The Corner

Cory Booker Is Basically Jesus

That is the message of Vlad Chituc’s hagiographic piece currently up at the Daily Beast, which chronicles the moral valor of New Jersey’s senator-elect, a vegetarian for two decades, in his decision to go full-on vegan until the end of the calendar year (announced via Twitter last weekend). I have no opinion about the former Newark mayor’s diet (though my opinion of veganism tends toward the Ron Swanson-esque), but in reaction to the choice tidbits interspersed throughout Chituc’s piece one would need a titanium constitution not to retch. An amuse-bouche:

There’s a storybook trajectory to Booker’s mythos, and it practically embodies Americana: from Stanford college football to a Rhodes scholarship at Oxford; from Yale Law School to the city council in Newark; from Newark’s mayor’s office to the U.S. Senate. Each step of the way, Booker has thrived on the philosophy that your actions matter more than what you preach. . . .

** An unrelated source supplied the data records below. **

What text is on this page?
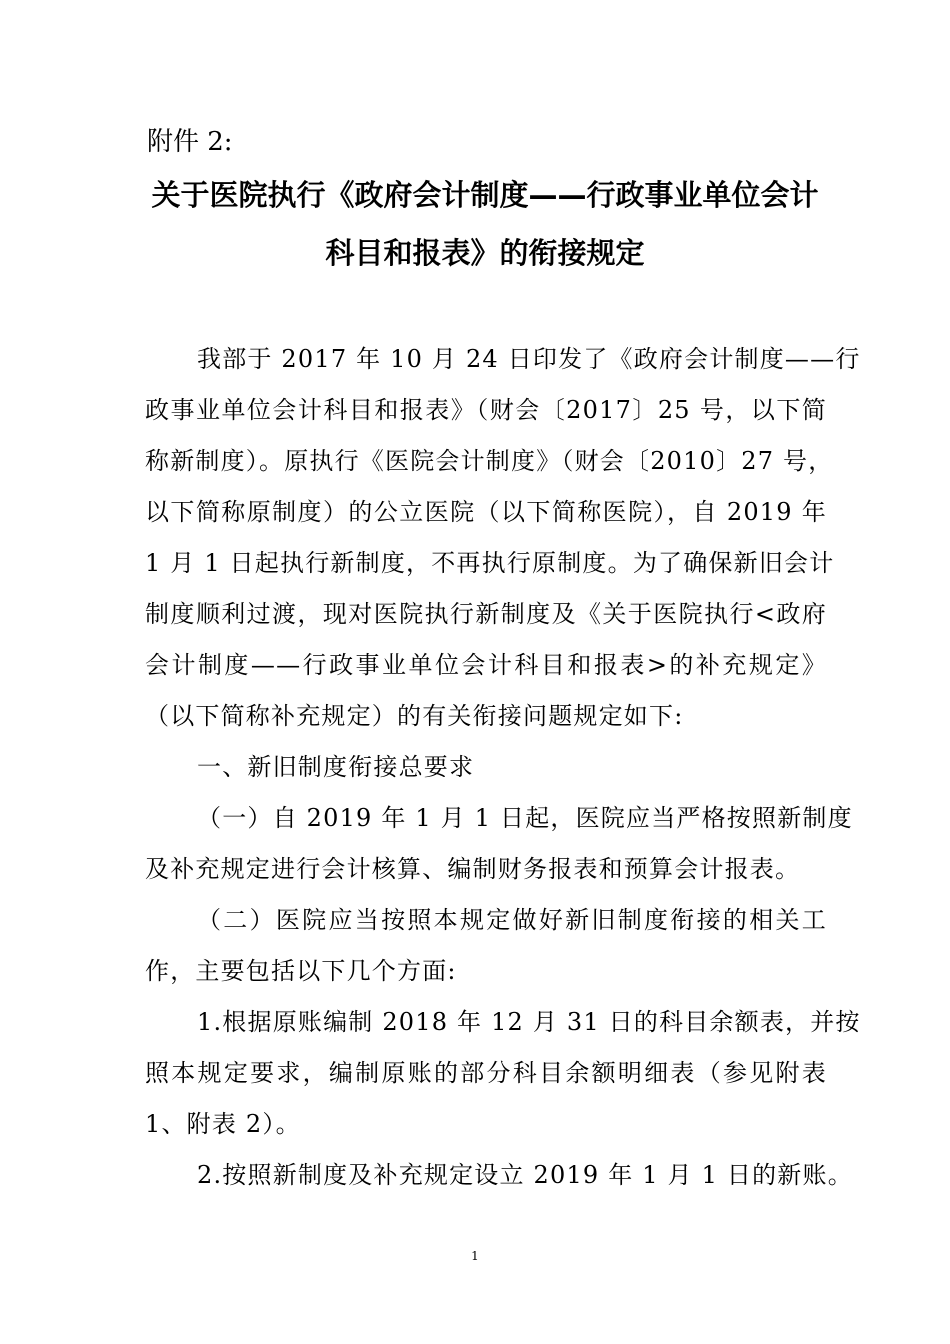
附件 2:
关于医院执行《政府会计制度——行政事业单位会计
科目和报表》的衔接规定
我部于 2017 年 10 月 24 日印发了《政府会计制度——行
政事业单位会计科目和报表》（财会〔2017〕25 号，以下简
称新制度）。原执行《医院会计制度》（财会〔2010〕27 号，
以下简称原制度）的公立医院（以下简称医院），自 2019 年
1 月 1 日起执行新制度，不再执行原制度。为了确保新旧会计
制度顺利过渡，现对医院执行新制度及《关于医院执行<政府
会计制度——行政事业单位会计科目和报表>的补充规定》
（以下简称补充规定）的有关衔接问题规定如下:
一、新旧制度衔接总要求
（一）自 2019 年 1 月 1 日起，医院应当严格按照新制度
及补充规定进行会计核算、编制财务报表和预算会计报表。
（二）医院应当按照本规定做好新旧制度衔接的相关工
作，主要包括以下几个方面:
1.根据原账编制 2018 年 12 月 31 日的科目余额表，并按
照本规定要求，编制原账的部分科目余额明细表（参见附表
1、附表 2）。
2.按照新制度及补充规定设立 2019 年 1 月 1 日的新账。
1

Booker is trying to do a better job of living out the principles he already has. There’s an almost Christ-like quality at play: living in a mobile home on one of Newark’s worst drug corners and tweeting with a stripper are only a few steps removed from washing the feet of the poor and accepting perfume from a prostitute.

“A few steps removed”? If by that you mean enormous, bestriding-the-world steps. Because the Gospel According to Cory would likely feature some non-canonical stories — such as that time Jesus took a selfie with each of his disciples. Or when the Son of Man snuck out in the middle of the night to get a mani-pedi.

Given all of this, Booker isn’t interested in preaching. “There’s too much judgment out there. Really what we need to be doing is just all of us finding our own paths towards living the best lives we can live as clearly and boldly in accordance with our own personal values. And that’s what I’m trying to do,” he told me.

Shout, Hosanna! Blessed is He who comes in the name of T-Bone!

Ian Tuttle is a doctoral candidate at the Catholic University of America. He is completing a dissertation on T. S. Eliot.